This invention relates to a method of treating and conserving filled dough food products.
Filled or stuffed dough food products refer herein to those food products which comprise relatively small casings of dough, of any geometrical or fancy shapes, filled with a mixture or "emulsion" of chopped meat, vegetables, cheese, spices, etc., and the best known by their traditional names of "ravioli", "tortellini", "cappelletti", "canelloni", etc.
The filler or filling of the above filled dough food products may be broadly related to the sausage class of food products in that it comprises a lump of meat, or other mixture, wrapped in a sheet of new-made dough. Similarly to sausages, the flavor of the filler of filled dough food products improves with an adequate seasoning treatment. However, a special problem is encountered in the instance of filled dough products: in fact the seasoning process, while improving the taste quality of the filler by enhancing its flavor, brings about a deterioration of the appearance and properties of the casing formed from dough.
Known are treatments for preserving, over a short or long period of time, such filled dough food products which provided for the drying thereof (which drying process would generally continue spontaneously even after the drying treatment proper has been completed), but it is also known that this resulted in the dough casings becoming brittle, developing cracks, and finally turning to crumbles, thereby their appearance made them totally unsuitable for sale.
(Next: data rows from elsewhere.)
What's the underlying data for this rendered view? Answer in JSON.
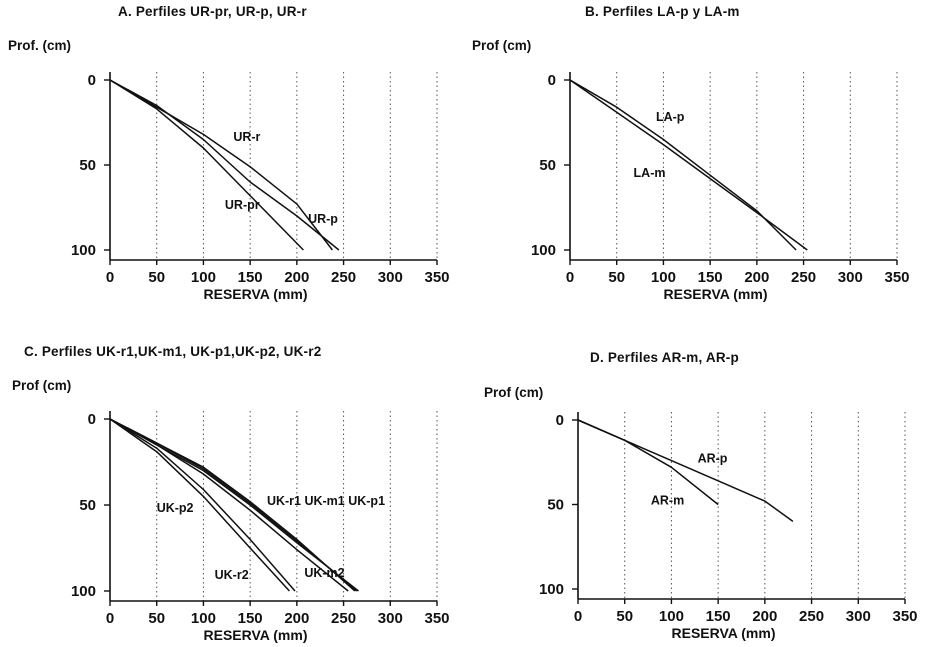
{
  "chart_data": [
    {
      "id": "A",
      "type": "line",
      "title": "A. Perfiles UR-pr, UR-p, UR-r",
      "ylabel": "Prof. (cm)",
      "xlabel": "RESERVA (mm)",
      "xlim": [
        0,
        350
      ],
      "ylim": [
        0,
        100
      ],
      "y_inverted": true,
      "xticks": [
        0,
        50,
        100,
        150,
        200,
        250,
        300,
        350
      ],
      "yticks": [
        0,
        50,
        100
      ],
      "x_grid": "dotted vertical",
      "series": [
        {
          "name": "UR-pr",
          "points": [
            [
              0,
              0
            ],
            [
              50,
              17
            ],
            [
              100,
              40
            ],
            [
              150,
              68
            ],
            [
              207,
              100
            ]
          ],
          "label_at": [
            123,
            76
          ]
        },
        {
          "name": "UR-p",
          "points": [
            [
              0,
              0
            ],
            [
              50,
              15
            ],
            [
              100,
              35
            ],
            [
              150,
              60
            ],
            [
              200,
              80
            ],
            [
              245,
              100
            ]
          ],
          "label_at": [
            212,
            84
          ]
        },
        {
          "name": "UR-r",
          "points": [
            [
              0,
              0
            ],
            [
              50,
              16
            ],
            [
              100,
              32
            ],
            [
              150,
              51
            ],
            [
              200,
              73
            ],
            [
              238,
              100
            ]
          ],
          "label_at": [
            132,
            36
          ]
        }
      ]
    },
    {
      "id": "B",
      "type": "line",
      "title": "B. Perfiles LA-p y LA-m",
      "ylabel": "Prof (cm)",
      "xlabel": "RESERVA (mm)",
      "xlim": [
        0,
        350
      ],
      "ylim": [
        0,
        100
      ],
      "y_inverted": true,
      "xticks": [
        0,
        50,
        100,
        150,
        200,
        250,
        300,
        350
      ],
      "yticks": [
        0,
        50,
        100
      ],
      "x_grid": "dotted vertical",
      "series": [
        {
          "name": "LA-p",
          "points": [
            [
              0,
              0
            ],
            [
              50,
              16
            ],
            [
              100,
              35
            ],
            [
              150,
              56
            ],
            [
              200,
              77
            ],
            [
              242,
              100
            ]
          ],
          "label_at": [
            92,
            24
          ]
        },
        {
          "name": "LA-m",
          "points": [
            [
              0,
              0
            ],
            [
              50,
              19
            ],
            [
              100,
              38
            ],
            [
              150,
              58
            ],
            [
              200,
              78
            ],
            [
              254,
              100
            ]
          ],
          "label_at": [
            68,
            57
          ]
        }
      ]
    },
    {
      "id": "C",
      "type": "line",
      "title": "C. Perfiles UK-r1,UK-m1, UK-p1,UK-p2, UK-r2",
      "ylabel": "Prof (cm)",
      "xlabel": "RESERVA (mm)",
      "xlim": [
        0,
        350
      ],
      "ylim": [
        0,
        100
      ],
      "y_inverted": true,
      "xticks": [
        0,
        50,
        100,
        150,
        200,
        250,
        300,
        350
      ],
      "yticks": [
        0,
        50,
        100
      ],
      "x_grid": "dotted vertical",
      "series": [
        {
          "name": "UK-r1",
          "points": [
            [
              0,
              0
            ],
            [
              50,
              14
            ],
            [
              100,
              28
            ],
            [
              150,
              48
            ],
            [
              200,
              70
            ],
            [
              262,
              100
            ]
          ]
        },
        {
          "name": "UK-m1",
          "points": [
            [
              0,
              0
            ],
            [
              50,
              14
            ],
            [
              100,
              29
            ],
            [
              150,
              49
            ],
            [
              200,
              71
            ],
            [
              264,
              100
            ]
          ]
        },
        {
          "name": "UK-p1",
          "points": [
            [
              0,
              0
            ],
            [
              50,
              15
            ],
            [
              100,
              30
            ],
            [
              150,
              50
            ],
            [
              200,
              72
            ],
            [
              266,
              100
            ]
          ]
        },
        {
          "name": "UK-p2",
          "points": [
            [
              0,
              0
            ],
            [
              50,
              19
            ],
            [
              100,
              45
            ],
            [
              150,
              75
            ],
            [
              192,
              100
            ]
          ],
          "label_at": [
            50,
            54
          ]
        },
        {
          "name": "UK-r2",
          "points": [
            [
              0,
              0
            ],
            [
              50,
              17
            ],
            [
              100,
              41
            ],
            [
              150,
              70
            ],
            [
              198,
              100
            ]
          ],
          "label_at": [
            112,
            93
          ]
        },
        {
          "name": "UK-m2",
          "points": [
            [
              0,
              0
            ],
            [
              50,
              15
            ],
            [
              100,
              32
            ],
            [
              150,
              53
            ],
            [
              200,
              76
            ],
            [
              255,
              100
            ]
          ],
          "label_at": [
            208,
            92
          ]
        }
      ],
      "annotations": [
        {
          "text": "UK-r1 UK-m1 UK-p1",
          "at": [
            168,
            50
          ]
        }
      ]
    },
    {
      "id": "D",
      "type": "line",
      "title": "D. Perfiles AR-m, AR-p",
      "ylabel": "Prof (cm)",
      "xlabel": "RESERVA (mm)",
      "xlim": [
        0,
        350
      ],
      "ylim": [
        0,
        100
      ],
      "y_inverted": true,
      "xticks": [
        0,
        50,
        100,
        150,
        200,
        250,
        300,
        350
      ],
      "yticks": [
        0,
        50,
        100
      ],
      "x_grid": "dotted vertical",
      "series": [
        {
          "name": "AR-p",
          "points": [
            [
              0,
              0
            ],
            [
              50,
              12
            ],
            [
              100,
              24
            ],
            [
              150,
              36
            ],
            [
              200,
              48
            ],
            [
              230,
              60
            ]
          ],
          "label_at": [
            128,
            25
          ]
        },
        {
          "name": "AR-m",
          "points": [
            [
              0,
              0
            ],
            [
              50,
              12
            ],
            [
              100,
              28
            ],
            [
              150,
              50
            ]
          ],
          "label_at": [
            78,
            50
          ]
        }
      ]
    }
  ]
}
Moreover, a deep drying treatment could damage the filler as well as the dough casing, because, as is well known in the art, dehydrated meat does not "recover" with the simple addition of water, not even boiling water. Lastly, the deep drying effect brought about by conventional preservation methods also resulted in an undue loss of weight, and consequently in an increased cost of the product.
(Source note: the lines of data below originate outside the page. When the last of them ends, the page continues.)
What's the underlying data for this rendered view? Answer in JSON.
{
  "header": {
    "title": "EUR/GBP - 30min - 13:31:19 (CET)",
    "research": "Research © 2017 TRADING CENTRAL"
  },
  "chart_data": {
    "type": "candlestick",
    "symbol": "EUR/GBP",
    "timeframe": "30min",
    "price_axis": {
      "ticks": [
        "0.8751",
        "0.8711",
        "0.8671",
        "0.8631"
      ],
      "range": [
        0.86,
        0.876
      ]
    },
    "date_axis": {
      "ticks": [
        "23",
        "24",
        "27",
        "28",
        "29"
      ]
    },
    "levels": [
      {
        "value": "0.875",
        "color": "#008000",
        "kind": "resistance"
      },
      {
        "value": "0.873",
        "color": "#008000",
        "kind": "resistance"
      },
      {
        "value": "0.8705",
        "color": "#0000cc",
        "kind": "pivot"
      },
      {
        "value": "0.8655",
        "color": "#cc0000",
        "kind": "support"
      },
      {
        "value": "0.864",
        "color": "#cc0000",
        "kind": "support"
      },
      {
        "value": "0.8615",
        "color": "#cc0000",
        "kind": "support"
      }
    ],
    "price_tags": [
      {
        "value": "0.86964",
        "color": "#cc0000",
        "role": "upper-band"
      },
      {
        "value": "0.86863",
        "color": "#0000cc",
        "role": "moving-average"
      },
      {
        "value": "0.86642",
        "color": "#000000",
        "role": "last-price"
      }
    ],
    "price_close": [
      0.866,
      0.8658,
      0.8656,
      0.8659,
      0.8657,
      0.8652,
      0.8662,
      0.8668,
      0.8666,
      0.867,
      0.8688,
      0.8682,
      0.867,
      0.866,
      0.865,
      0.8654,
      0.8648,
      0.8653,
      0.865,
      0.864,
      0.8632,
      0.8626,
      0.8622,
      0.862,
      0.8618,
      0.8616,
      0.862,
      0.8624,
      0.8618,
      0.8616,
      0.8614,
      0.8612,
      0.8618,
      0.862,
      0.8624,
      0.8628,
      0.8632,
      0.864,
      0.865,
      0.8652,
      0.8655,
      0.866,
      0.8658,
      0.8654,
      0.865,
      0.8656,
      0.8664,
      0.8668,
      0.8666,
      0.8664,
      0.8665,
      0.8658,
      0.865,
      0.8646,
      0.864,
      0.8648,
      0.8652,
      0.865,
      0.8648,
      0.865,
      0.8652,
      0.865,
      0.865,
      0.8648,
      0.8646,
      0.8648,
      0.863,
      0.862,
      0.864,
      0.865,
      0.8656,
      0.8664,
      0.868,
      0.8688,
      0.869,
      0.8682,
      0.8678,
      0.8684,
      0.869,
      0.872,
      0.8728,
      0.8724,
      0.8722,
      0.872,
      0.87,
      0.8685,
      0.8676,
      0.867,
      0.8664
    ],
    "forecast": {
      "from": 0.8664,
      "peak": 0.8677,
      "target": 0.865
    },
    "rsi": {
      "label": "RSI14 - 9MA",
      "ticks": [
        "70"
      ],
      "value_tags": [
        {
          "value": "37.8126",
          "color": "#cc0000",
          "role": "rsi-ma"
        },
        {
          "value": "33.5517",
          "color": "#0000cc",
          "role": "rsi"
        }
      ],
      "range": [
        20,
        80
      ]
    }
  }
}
Known are also various methods intended for providing a similar treatment to seasoning, or partly overlapping it, that is methods of preserving such filled dough food products over more or less prolonged time periods.
Such known methods ranged from the canning of the product in savory sauces, to deep freezing or drying. None of those methods has been successful in practice from the standpoint of mass production requirements owing to various disadvantages.
Thus, canned products, in addition to forcing upon the consumer the savor (not always preferred) of ready-made sauces, tend to develop a soaked and softened condition of the dough, which can no longer have its generally preferred tough consistency.
On the other hand, deep freezing encourages cracking and disgregation of dough owing to the surface dehydration caused by the application of cold. Moreover, deep freezing involves high refrigeration costs for production, distribution, and conservation.
Finally, dehydration is likely to result in the dough developing surface cracks, in the deterioration of the filler owing to the high temperatures involved, in a degradation of the flavor due to partial evaporation of spices, in an increased cost of the product due to the loss of weight brought about by the drying process, and so forth.
Therefore, the methods proposed heretofore for preserving or conserving filled dough food products have failed to enhance the product flavor as provided by proper seasoning.
In addition thereto, such conventional conservation methods resulted in final products which were not entirely satisfactory even from other points of view. Thus, for example, the method disclosed in U.S. Pat. No. 3,281,248 which provided a wet type of high temperature treatment for filled dough food products, resulted in final products the dough casing whereof had a hard, marble-like consistency, such that the product would rebounce off a hard surface, such as a table top.